Rezension: Eva Lirot - Rendezvous mit dem kleinen Tod

29.6.10

Titel: Rendezvous mit dem kleinen Tod
Reihe: Jim Devcon Fall #1
Autorin: Eva Lirot
Genre: Krimi
Verlag: Prolibris (November 2007)
ISBN:
9783935263511
Broschiert, 175 Seiten
Preis: 9,90 €

Autorenwebsite
(vielen Dank für die Bereitstellung an Eva Lirot)

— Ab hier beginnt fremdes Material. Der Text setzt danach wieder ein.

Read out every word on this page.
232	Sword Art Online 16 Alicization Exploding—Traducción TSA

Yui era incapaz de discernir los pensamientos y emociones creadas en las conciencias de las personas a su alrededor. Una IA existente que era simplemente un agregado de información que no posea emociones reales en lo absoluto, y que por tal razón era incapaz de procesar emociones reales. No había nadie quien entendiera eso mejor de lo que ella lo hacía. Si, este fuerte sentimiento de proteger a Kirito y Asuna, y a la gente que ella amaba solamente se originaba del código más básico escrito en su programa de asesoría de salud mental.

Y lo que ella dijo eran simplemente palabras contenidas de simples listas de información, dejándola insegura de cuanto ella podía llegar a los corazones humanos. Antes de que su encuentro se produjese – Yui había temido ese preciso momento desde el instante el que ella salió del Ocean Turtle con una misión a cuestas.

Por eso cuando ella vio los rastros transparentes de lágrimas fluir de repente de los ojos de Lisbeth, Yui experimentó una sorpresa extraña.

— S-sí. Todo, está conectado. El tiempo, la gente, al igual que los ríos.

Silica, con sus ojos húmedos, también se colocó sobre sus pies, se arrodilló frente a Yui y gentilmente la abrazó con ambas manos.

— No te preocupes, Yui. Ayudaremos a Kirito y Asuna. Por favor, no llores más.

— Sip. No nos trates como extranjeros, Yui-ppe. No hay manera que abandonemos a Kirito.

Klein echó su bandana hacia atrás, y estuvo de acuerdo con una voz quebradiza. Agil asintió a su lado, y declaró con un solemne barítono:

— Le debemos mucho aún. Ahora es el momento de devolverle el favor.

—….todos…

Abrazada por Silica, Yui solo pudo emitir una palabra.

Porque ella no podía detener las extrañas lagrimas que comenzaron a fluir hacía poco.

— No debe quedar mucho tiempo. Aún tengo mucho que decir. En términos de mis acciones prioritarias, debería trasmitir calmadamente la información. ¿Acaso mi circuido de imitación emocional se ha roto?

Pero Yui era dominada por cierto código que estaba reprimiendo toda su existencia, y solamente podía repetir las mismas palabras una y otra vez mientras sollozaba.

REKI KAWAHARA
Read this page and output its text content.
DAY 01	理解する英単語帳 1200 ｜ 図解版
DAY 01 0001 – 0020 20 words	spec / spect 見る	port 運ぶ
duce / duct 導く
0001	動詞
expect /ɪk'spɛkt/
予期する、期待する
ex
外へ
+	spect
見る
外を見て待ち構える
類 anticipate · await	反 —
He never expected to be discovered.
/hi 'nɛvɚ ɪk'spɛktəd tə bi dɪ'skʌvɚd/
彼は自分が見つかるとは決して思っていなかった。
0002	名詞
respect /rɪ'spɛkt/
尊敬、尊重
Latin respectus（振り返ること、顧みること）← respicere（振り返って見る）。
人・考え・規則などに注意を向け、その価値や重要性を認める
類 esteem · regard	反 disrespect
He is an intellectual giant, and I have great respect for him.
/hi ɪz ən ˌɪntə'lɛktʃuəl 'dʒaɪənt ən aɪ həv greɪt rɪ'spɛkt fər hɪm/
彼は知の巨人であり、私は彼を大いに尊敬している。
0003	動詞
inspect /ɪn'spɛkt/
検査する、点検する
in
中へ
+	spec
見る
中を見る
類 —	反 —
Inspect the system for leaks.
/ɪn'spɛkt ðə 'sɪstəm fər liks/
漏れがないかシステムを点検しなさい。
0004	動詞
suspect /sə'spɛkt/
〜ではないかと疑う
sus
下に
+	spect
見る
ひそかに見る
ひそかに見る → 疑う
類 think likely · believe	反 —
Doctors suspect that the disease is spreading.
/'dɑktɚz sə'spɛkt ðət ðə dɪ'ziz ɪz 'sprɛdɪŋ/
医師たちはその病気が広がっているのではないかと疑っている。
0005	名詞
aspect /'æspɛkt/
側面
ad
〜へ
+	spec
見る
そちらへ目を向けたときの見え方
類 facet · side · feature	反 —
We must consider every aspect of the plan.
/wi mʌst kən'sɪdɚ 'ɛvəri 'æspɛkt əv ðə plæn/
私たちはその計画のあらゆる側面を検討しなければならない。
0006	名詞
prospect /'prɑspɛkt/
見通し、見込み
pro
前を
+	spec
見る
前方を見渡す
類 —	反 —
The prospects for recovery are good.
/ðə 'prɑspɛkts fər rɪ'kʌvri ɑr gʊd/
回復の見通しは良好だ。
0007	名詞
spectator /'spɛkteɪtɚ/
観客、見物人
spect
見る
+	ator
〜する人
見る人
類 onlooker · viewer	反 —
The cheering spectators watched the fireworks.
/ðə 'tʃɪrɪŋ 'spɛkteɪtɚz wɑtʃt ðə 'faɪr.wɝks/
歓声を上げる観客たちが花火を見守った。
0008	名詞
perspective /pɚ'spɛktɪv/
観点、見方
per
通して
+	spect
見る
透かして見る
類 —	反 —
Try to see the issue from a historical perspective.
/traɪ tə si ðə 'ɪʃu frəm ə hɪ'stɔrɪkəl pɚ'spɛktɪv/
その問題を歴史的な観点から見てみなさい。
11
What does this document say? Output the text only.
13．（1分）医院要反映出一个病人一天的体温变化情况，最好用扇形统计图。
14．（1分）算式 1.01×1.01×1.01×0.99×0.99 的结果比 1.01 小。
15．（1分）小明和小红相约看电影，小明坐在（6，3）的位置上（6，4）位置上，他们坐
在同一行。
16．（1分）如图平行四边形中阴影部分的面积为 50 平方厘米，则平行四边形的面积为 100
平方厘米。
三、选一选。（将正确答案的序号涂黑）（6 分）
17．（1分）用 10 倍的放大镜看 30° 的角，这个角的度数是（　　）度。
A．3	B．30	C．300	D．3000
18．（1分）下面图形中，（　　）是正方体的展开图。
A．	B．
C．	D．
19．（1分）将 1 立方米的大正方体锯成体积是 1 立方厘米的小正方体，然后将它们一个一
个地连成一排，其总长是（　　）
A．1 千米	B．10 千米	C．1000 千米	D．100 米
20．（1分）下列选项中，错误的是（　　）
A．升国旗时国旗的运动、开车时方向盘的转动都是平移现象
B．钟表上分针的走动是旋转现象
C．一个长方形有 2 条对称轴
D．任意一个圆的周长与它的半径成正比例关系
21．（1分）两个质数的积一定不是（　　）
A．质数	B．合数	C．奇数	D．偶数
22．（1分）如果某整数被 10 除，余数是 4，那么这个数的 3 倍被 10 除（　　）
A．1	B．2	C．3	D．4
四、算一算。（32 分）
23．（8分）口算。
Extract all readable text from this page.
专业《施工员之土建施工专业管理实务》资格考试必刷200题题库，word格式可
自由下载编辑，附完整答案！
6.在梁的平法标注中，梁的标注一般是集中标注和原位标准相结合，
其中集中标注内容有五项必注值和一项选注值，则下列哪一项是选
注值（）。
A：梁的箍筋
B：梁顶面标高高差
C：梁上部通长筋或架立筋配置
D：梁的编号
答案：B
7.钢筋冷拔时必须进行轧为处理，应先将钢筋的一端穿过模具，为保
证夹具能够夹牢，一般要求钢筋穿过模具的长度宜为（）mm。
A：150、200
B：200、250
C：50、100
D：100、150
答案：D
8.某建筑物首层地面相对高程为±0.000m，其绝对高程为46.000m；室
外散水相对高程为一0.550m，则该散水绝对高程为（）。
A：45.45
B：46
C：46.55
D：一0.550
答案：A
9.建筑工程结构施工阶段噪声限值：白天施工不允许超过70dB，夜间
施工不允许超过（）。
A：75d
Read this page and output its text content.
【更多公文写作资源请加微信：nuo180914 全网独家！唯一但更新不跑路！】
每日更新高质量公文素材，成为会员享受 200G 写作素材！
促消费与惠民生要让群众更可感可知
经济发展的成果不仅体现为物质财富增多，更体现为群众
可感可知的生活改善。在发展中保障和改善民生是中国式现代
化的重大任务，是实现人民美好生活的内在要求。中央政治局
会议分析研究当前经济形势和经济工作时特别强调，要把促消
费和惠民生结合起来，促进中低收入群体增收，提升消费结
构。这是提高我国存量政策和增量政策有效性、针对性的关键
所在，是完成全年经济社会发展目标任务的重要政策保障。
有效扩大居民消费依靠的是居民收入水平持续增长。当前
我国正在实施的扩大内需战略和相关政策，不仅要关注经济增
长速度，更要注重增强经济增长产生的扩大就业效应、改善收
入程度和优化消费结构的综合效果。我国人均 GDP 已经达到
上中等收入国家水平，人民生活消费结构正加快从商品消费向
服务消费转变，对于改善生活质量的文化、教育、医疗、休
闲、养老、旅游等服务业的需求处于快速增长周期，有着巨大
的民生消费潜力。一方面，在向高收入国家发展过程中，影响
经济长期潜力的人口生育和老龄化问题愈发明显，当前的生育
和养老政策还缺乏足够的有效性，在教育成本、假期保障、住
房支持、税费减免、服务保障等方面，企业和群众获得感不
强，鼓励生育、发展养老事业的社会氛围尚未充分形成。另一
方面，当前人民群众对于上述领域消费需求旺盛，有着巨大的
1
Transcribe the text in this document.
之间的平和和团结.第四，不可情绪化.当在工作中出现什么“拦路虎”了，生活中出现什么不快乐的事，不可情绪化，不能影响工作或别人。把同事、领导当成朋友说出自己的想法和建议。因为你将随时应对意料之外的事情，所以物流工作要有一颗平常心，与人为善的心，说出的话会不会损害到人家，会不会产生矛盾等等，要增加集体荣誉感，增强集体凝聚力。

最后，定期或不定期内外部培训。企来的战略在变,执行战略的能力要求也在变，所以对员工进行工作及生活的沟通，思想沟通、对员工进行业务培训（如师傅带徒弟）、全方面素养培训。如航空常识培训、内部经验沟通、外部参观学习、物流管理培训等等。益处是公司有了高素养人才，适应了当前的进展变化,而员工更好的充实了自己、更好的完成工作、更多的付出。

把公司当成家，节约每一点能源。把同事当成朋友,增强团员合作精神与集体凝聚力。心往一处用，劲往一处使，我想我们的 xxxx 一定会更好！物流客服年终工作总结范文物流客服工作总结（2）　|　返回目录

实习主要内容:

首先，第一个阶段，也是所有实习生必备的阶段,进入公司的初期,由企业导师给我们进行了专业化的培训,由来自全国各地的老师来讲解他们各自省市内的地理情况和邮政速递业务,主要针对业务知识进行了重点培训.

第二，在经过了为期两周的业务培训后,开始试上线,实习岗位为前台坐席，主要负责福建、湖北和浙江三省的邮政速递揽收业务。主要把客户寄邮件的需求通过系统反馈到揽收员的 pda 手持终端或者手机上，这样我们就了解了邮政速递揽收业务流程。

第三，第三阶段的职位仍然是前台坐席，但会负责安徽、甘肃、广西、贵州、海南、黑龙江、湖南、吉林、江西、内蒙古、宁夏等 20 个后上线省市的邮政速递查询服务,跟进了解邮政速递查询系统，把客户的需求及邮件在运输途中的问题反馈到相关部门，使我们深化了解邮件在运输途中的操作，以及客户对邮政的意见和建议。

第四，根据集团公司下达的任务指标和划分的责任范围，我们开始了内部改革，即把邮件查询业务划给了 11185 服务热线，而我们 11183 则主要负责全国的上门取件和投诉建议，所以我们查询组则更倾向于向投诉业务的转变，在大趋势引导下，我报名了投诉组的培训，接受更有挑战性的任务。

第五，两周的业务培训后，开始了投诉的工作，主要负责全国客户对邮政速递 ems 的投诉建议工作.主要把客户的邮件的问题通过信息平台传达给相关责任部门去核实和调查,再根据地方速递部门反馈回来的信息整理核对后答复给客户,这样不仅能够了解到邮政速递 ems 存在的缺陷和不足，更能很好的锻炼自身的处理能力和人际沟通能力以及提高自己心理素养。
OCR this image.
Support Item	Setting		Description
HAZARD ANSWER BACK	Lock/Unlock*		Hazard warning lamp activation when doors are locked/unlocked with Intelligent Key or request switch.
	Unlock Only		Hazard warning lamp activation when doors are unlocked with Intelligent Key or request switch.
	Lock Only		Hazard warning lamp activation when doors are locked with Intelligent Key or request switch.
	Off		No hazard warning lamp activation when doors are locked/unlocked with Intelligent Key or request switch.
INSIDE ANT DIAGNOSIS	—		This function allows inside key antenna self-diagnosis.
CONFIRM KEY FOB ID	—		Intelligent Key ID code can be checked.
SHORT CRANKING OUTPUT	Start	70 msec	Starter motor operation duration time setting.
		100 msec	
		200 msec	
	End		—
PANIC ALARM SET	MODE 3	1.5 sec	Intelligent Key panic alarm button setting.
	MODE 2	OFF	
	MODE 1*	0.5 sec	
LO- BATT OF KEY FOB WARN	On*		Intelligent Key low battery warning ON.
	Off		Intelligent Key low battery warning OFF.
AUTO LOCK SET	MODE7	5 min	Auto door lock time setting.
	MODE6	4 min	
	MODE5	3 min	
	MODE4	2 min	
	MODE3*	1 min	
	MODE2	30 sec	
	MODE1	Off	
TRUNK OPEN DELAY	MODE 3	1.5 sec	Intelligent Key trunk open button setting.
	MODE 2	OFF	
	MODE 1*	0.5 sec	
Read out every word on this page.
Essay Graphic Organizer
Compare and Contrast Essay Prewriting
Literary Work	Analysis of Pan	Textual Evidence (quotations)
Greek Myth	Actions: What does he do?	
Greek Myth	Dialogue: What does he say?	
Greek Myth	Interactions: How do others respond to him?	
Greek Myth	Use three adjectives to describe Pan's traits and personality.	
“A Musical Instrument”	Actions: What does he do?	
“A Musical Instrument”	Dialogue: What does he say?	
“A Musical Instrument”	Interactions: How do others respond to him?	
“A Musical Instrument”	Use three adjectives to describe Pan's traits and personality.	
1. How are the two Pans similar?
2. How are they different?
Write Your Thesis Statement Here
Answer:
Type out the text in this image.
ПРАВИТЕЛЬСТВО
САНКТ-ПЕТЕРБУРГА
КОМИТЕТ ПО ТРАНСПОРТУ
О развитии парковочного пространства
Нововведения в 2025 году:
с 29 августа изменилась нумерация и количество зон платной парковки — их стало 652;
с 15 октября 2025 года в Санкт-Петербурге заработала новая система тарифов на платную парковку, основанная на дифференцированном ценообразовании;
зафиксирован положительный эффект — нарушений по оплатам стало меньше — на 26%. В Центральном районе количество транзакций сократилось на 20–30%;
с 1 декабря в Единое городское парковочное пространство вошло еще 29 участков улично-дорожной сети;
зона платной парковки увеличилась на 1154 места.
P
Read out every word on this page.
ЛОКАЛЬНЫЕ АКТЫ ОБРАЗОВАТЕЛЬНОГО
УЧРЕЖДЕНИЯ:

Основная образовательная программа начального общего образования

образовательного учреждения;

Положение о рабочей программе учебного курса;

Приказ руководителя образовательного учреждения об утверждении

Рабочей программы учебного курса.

Andere Titel dieser Serie:
Seelenbruch (Jim Devcon Fall #2)

Kurzbeschreibung:
"Paradise" steht auf dem Sprayfläschchen, das dieFrankfurter Kripo neben der Leiche einer jungen Frau findet. Es war das Geschenk einer Freundin - und die bleibt spurlos verschwunden. Die KTU kann nicht alle Inhaltsstoffe bestimmen, aber es scheint sich um eine neue Sexdroge zu handeln. Und schon findet man einen weiteren Toten mit einem Fläschchen "Paradise". Die Kripo durchsucht seinen Computer und findet E-Mails, in denen er um die Nachlieferung des Sprays geradezu fleht.
Eine fieberhafte Suche nach dem Dealer dieser offensichtlich hochgefährlichen Lifestyledroge beginnt. Doch dann erfährt das Team des unkonventionellen Kommissars Jim Devcon durch einen anonymen Hinweis, dass ein internationales Pharmakonsortium das Spray auf den Markt bringen will. Die Tests an Menschen haben bereits begonnen. Ist ihr Leben in Gefahr? Viel Geld steht auf dem Spiel um ein Präparat, das höchste sexuelle Erregung auslöst und zuverlässig zum Orgasmus führt...

Zur Autorin:
Eva Lirot wurde 1966 in Diez an der Lahn geboren und ist vergleichsweise wohlbehütet in der Umgebung von Limburg aufgewachsen. Nach berufsbedingter Wanderschaft durch den Großraum Hessen, die USA und Kanada lebt sie seit einigen Jahren mit ihrem Mann wieder in Limburg. 2002 begann sie ein Studium in den Fächern Literaturwissenschaft und Psychologie. Heraus kam ein Magister - und ihr erster Kriminalroman "Rendezvous mit dem kleinen Tod".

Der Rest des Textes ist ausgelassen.